Rivedersi

 


Non ti ho scritto niente due giorni fa. Non mi piace farmi trovare pronto per gli anniversari, e poi questo non era dei migliori. Poi, tre giorni fa è semplicemente come oggi, come tra tre giorni: quindici anni che sei andato via. Era presto, potevamo divertirci ancora un po’. Mi sono accorto che quando passano gli anni, le distanze si accorciano. E infatti riuscivamo a dirci tante cose in più, vedendole quasi dalla stessa angolazione. Pensa cosa sarebbe adesso: tu già avevi visto tutto, io ormai non ho più molto da capire, a parte le cose che resteranno sempre incomprensibili e il mondo che deraglia, e la gente che continua a non capirsi, a farsi del male, a spararsi al cuore con o senza armi. Sai che c’è addirittura chi non saluta da due metri, fa finta di non vederti? E’ la cosa che fa più male: sentirsi colpevoli di non essersi nascosti. Ah, e poi c’è la natura che si riprende il suo avere, ma questo lo sapevi già allora.

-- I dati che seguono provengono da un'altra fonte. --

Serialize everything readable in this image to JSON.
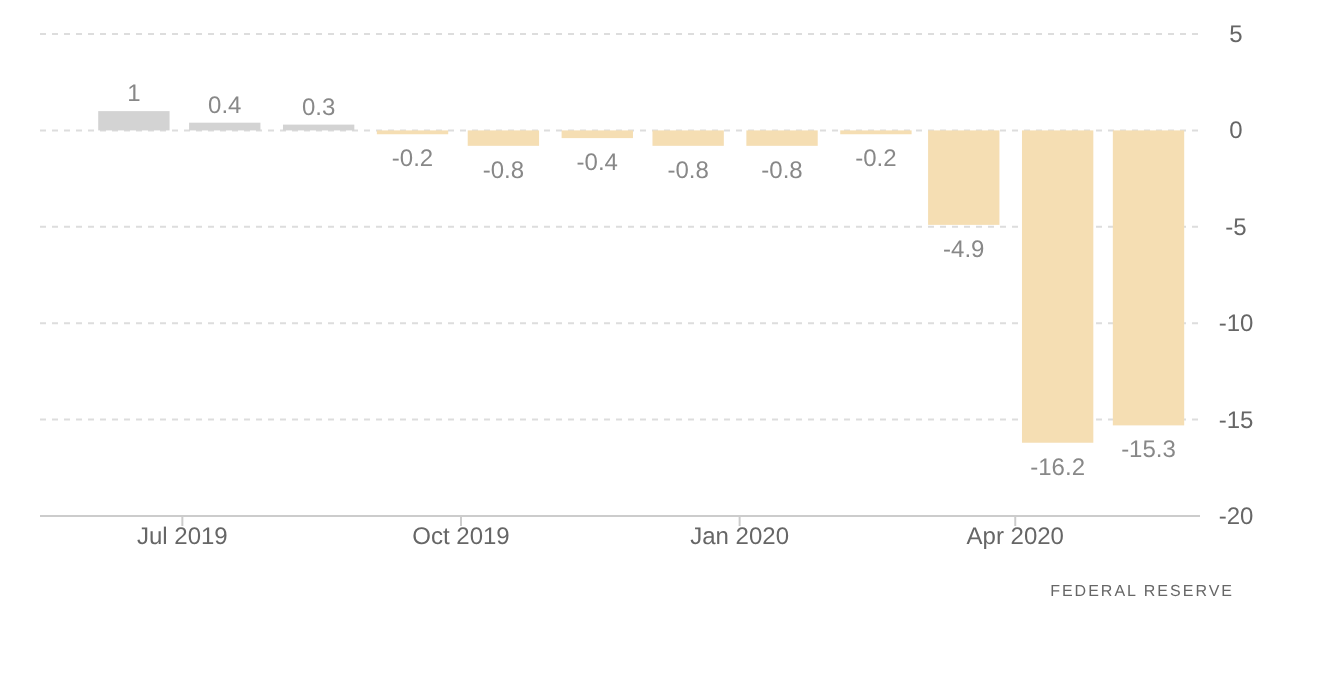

Vuoi ridere? Lì dove ci davamo appuntamento ormai mi conoscono, sono di casa, ci vado anche a fare le prove coi ragazzi. Ti ho tenuto da parte libro e cd, che almeno tu sapresti ancora come si usa un cd. Il muretto dove ti sedevi ad aspettarmi, dicendo ogni volta che eri lì da un paio di minuti, è sempre al suo posto. Qualcuno è andato come te, ma con chi c’è ti troveresti bene. E’ un po’ la mia base: con Saverio, Marco e Gianni, con Sergio e Reinhard (ah, naturalmente abbiamo parlato di te, sei uno che lascia il segno). Qualche volta ci porto tuo nipote: bis di primi, proprio come faceva suo nonno. Laurenzo invece vado a trovarlo dopo le Orfanelle, dove sai: abbiamo un sacco di cose da dirci, quando si riesce a mettere da parte la maledetta fretta.

Sono quindici anni, ma ogni tanto mi giro e sei lì, muretto o no. Come nella poesia, hai presente? Con Saverio e col gruppo è iniziato tutto da lì, da quel richiamo. Per me è un altro dei tuoi scherzi. Ammettilo.